Among the details Guinee will be watching when a final deal is announced are agreed upon rental rates, which might reveal how well Amazon used its leverage in its search for a home. Amazon CEO Jeff Bezos has said HQ2 will add 50,000 employees and about $5 billion over two decades to the municipality that becomes the second home behind Amazon’s Seattle headquarters.
“What I remind people is that Amazon is the largest lessee of industrial space in the world, so they are really good at extracting concessions from municipalities or landlords,” Guinee said, adding that while an influx of 50,000 or 25,000 employees will certainly be a boost to JBG Smith’s market, it might not move the needle as much as people think.
And then, there are still the troubles of the overall D.C. real estate market and JBG Smith-specific issues to consider.
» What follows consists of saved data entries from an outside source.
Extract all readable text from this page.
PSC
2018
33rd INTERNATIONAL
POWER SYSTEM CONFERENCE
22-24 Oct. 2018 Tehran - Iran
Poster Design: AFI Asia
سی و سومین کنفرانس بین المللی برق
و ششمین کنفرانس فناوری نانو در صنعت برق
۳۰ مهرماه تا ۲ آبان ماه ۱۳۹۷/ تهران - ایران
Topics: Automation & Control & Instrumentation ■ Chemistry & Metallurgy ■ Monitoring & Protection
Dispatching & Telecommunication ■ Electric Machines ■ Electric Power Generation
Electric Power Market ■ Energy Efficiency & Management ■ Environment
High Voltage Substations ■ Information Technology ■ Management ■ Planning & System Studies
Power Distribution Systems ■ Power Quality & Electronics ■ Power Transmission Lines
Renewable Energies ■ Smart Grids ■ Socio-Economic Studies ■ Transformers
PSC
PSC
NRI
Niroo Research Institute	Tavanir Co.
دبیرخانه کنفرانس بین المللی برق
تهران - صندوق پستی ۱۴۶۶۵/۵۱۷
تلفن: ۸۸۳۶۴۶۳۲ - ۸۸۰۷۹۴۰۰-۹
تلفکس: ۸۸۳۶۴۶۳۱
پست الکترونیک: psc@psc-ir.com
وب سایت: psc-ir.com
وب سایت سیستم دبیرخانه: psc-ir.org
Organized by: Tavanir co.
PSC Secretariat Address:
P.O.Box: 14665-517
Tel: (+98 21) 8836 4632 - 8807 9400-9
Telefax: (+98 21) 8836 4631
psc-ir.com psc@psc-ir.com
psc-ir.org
“The D.C. market is one of the worst major office markets in the country,” Guinee said, citing very little landlord pricing leverage. That has played a role in why Guinee also labels JBG Smith as having some of the weakest leasing fundamentals among the REITs he covers, pointing to high leasing costs and declining rents. Office rent in Washington D.C. averaged about $9,400 per workstation a year, compared to $15,931 and $16,205 in New York and San Fransisco, respectively, according to a 2017 Cushman & Wakefield report.
With JBG Smith stock up nearly 7% this past week, those points may have been overlooked as the excitement of Crystal City reportedly being on Amazon’s short list dominates headlines.
The company is expected to make a final decision by the end of the year, with a New York Times report indicating that New York and Crystal City will be the HQ2 split winners.